Annick Coupé. « Il faut vite un nouveau rendez-vous interprofessionnel »

Pour la porte-parole de l'union syndicale Solidaires, la réforme sur les retraites est rejetée dans l'opinion publique, il serait raisonnable que le gouvernement accepte de tout remettre sur la table des négociations.

À la veille de la journée d'action, comment qualifier la rentrée ?

Annick Coupé. Ce qui est remarquable, c'est que la rentrée sociale correspond quasiment avec la rentrée scolaire. D'habitude, quand on parle de rentrée sociale, on pense fin septembre ou début octobre. Il n'y a pas eu de trêve estivale. La mobilisation du 24 juin a été très importante, alors que c'était la dernière limite avant les vacances. Durant les congés, la bataille sur les retraites a continué. Le débat autour de l'affaire Woerth-Bettencourt a fait la une. Enfin, nous avons eu droit à l'offensive sécuritaire de Nicolas Sarkozy... Les congés n'ont pas été une période atone.

 

Est-ce que le débat sur la sécurité n'a pas effacé le social ?

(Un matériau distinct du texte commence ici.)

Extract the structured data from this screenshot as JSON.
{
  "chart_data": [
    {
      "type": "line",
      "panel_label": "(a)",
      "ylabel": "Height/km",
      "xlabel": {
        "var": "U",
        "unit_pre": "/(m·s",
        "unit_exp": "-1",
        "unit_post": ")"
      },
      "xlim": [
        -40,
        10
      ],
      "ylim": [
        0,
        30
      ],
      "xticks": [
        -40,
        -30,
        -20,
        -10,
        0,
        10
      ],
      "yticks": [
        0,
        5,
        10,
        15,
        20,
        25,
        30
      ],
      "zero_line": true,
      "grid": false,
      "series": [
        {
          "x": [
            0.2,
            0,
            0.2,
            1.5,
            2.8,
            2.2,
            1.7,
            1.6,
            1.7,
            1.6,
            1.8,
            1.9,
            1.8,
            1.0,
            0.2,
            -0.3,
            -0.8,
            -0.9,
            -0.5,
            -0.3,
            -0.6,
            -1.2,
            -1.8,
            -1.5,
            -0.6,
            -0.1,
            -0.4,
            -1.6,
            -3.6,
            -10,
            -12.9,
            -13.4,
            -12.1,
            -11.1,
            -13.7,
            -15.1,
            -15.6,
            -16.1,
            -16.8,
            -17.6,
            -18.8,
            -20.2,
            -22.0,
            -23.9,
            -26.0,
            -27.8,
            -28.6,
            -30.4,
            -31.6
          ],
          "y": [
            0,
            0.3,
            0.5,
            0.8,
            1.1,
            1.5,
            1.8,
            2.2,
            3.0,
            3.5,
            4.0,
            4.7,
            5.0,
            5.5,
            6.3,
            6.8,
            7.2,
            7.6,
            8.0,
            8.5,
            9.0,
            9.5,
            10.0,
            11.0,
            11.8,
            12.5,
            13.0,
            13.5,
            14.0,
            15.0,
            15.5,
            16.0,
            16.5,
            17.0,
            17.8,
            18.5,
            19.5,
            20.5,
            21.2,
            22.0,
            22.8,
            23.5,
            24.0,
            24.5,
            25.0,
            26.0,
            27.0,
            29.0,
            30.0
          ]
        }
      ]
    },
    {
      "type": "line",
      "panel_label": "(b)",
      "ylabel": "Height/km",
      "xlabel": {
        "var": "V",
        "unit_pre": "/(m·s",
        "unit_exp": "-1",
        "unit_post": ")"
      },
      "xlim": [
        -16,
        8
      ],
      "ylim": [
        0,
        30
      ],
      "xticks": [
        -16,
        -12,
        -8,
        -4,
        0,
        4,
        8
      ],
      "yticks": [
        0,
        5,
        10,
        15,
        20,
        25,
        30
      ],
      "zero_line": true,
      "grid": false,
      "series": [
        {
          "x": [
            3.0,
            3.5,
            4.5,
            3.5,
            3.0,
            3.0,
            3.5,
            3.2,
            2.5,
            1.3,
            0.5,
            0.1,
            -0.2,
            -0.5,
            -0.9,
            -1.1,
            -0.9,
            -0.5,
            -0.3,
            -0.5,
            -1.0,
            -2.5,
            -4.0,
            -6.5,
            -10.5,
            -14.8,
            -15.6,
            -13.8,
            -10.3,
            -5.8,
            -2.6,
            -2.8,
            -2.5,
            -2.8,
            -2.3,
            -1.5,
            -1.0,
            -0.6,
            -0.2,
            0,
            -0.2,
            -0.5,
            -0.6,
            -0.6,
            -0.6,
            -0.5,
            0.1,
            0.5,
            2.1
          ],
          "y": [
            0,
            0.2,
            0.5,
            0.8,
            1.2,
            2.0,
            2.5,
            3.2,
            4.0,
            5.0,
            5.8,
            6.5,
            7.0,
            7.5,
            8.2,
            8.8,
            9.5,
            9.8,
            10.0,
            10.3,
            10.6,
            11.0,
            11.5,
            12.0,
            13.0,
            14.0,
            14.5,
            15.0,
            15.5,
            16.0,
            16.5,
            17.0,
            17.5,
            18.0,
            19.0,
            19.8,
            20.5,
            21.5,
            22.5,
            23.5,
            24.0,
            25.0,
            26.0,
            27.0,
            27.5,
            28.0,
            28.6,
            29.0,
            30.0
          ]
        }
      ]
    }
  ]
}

Annick Coupé. C'était de toute évidence le calcul du président de la République. Je ne suis pas certaine qu'il y ait réussi. Je pense que les gens se rendent compte qu'il s'agit d'une manœuvre pour se sortir des affaires et du mécontentement. Les questions sociales prennent le dessus dans les préoccupations des citoyens, des salariés. Le dossier des retraites est central parce qu'il touche aux questions d'emploi, de salaires, de partage des richesses... Chacun a compris qu'il travaillerait plus longtemps pour gagner moins. Au-delà, ce dossier pose des questions de fond sur la société dans laquelle nous voulons vivre. À quoi les gains de productivité doivent-ils être affectés ? Quelle place pour la solidarité ?

 

Vous réclamez le retrait pur et simple du projet. Il n'y a pas d'amendements possibles ?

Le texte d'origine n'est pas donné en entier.